Within the context of financial markets, sugar trading is not the first commodity to think of. However, sugar trading can be quite profitable. Here we explain the major points of the sugar market.
What should I know about the sugar trading market?
The ‘sugar market’ includes fructose, lactose and sucrose- the edible sugars. In milder climates, such as the UK, the source plant is the sugar beet, and in tropical areas it is the sugar cane. Their juices are processed and refined into the final products. Sugar commodities are traded the same as most other commodities, with its own ticker and symbol.
Why should I choose sugar trading?
The Sugar market is constantly growing at a steady pace, which makes sugar a perfect asset for portfolio diversification. Despite some market fluctuation, which are not unusual for any commodity, demand for sugar is high and it seems that it will keep growing steadily. In a market that demands junk food, sugary drinks and chocolate on a regular basis, it is likely to expand even more over time.
What influences the price of sugar commodities?
All commodities depend on the forces of supply and demand. Also sugar crops may be affected by weather and diseases, leading to abundant or poor crops. Climate, natural disasters, soil quality, drought conditions and insect patterns all impact supply and therefore prices as well.
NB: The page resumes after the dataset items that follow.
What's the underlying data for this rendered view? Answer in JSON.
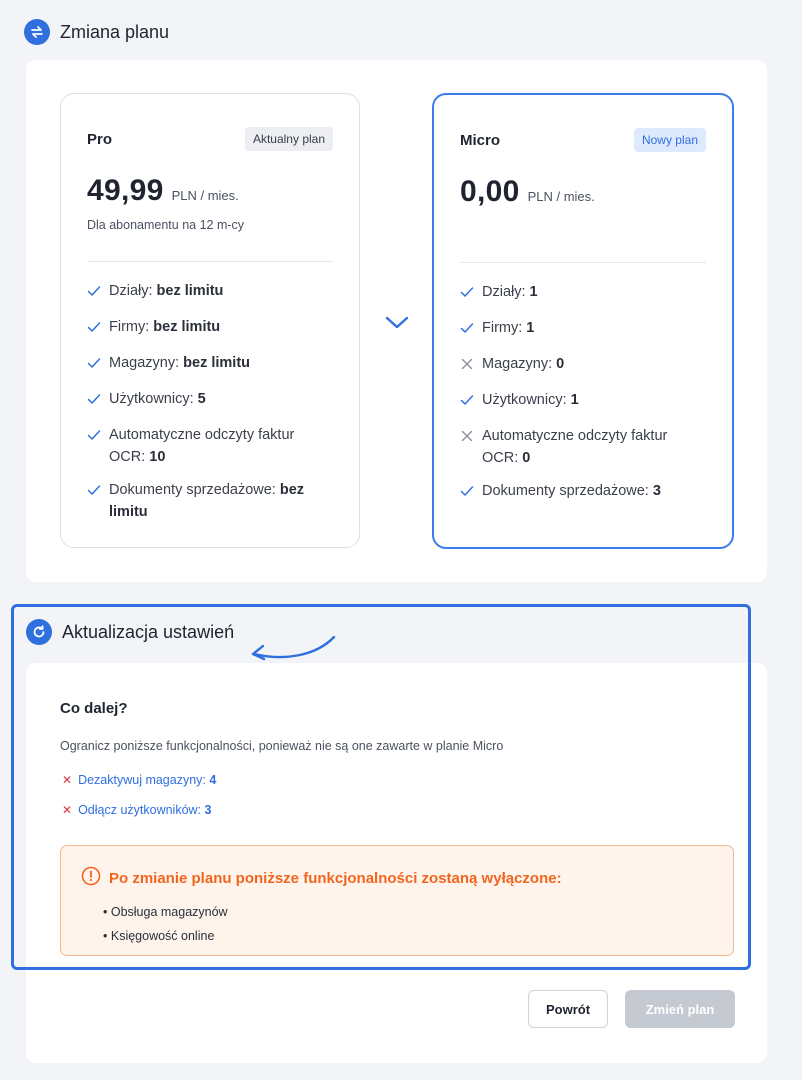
{
  "sections": {
    "change_plan": {
      "title": "Zmiana planu"
    },
    "settings_update": {
      "title": "Aktualizacja ustawień"
    }
  },
  "current_plan": {
    "name": "Pro",
    "badge": "Aktualny plan",
    "price": "49,99",
    "unit": "PLN / mies.",
    "subtext": "Dla abonamentu na 12 m-cy",
    "features": [
      {
        "icon": "check-icon",
        "label": "Działy:",
        "value": "bez limitu"
      },
      {
        "icon": "check-icon",
        "label": "Firmy:",
        "value": "bez limitu"
      },
      {
        "icon": "check-icon",
        "label": "Magazyny:",
        "value": "bez limitu"
      },
      {
        "icon": "check-icon",
        "label": "Użytkownicy:",
        "value": "5"
      },
      {
        "icon": "check-icon",
        "label": "Automatyczne odczyty faktur OCR:",
        "value": "10"
      },
      {
        "icon": "check-icon",
        "label": "Dokumenty sprzedażowe:",
        "value": "bez limitu"
      }
    ]
  },
  "new_plan": {
    "name": "Micro",
    "badge": "Nowy plan",
    "price": "0,00",
    "unit": "PLN / mies.",
    "features": [
      {
        "icon": "check-icon",
        "label": "Działy:",
        "value": "1"
      },
      {
        "icon": "check-icon",
        "label": "Firmy:",
        "value": "1"
      },
      {
        "icon": "cross-icon",
        "label": "Magazyny:",
        "value": "0"
      },
      {
        "icon": "check-icon",
        "label": "Użytkownicy:",
        "value": "1"
      },
      {
        "icon": "cross-icon",
        "label": "Automatyczne odczyty faktur OCR:",
        "value": "0"
      },
      {
        "icon": "check-icon",
        "label": "Dokumenty sprzedażowe:",
        "value": "3"
      }
    ]
  },
  "next_steps": {
    "heading": "Co dalej?",
    "description": "Ogranicz poniższe funkcjonalności, ponieważ nie są one zawarte w planie Micro",
    "actions": [
      {
        "label": "Dezaktywuj magazyny:",
        "count": "4"
      },
      {
        "label": "Odłącz użytkowników:",
        "count": "3"
      }
    ]
  },
  "warning": {
    "title": "Po zmianie planu poniższe funkcjonalności zostaną wyłączone:",
    "items": [
      "Obsługa magazynów",
      "Księgowość online"
    ]
  },
  "buttons": {
    "back": "Powrót",
    "change": "Zmień plan"
  },
  "colors": {
    "accent": "#2f6fe0",
    "highlight_border": "#3b7ded",
    "warning": "#f0661f",
    "warning_bg": "#fff4ec",
    "error": "#e0393e",
    "disabled": "#c5c9d1"
  }
}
Sugar has some industrial uses, in particular the growing production of ethanol. This market share however is very small compared to the demand from the food and drink industry. Keeping track of developments in the food industry in large consumer countries like the US can be an effective way to plot the market.
Ethanol is a curious area for sugar trading. The largest producer of ethanol currently is Brazil, and it is being considered as a potential alternative to fossil fuels, as it is fully sustainable. If you are looking to speculate on the ‘green’ markets, this may be the focus for you.
There are futures options available for trading sugar, and it is a stable commodity to trade by itself. There is even an ETF tracker for sugar. With the rising demand for sustainable “green” fuels and the constant demand from the food industry, sugar will remain on the rise; therefore, it’s a good idea to include sugar in your portfolio.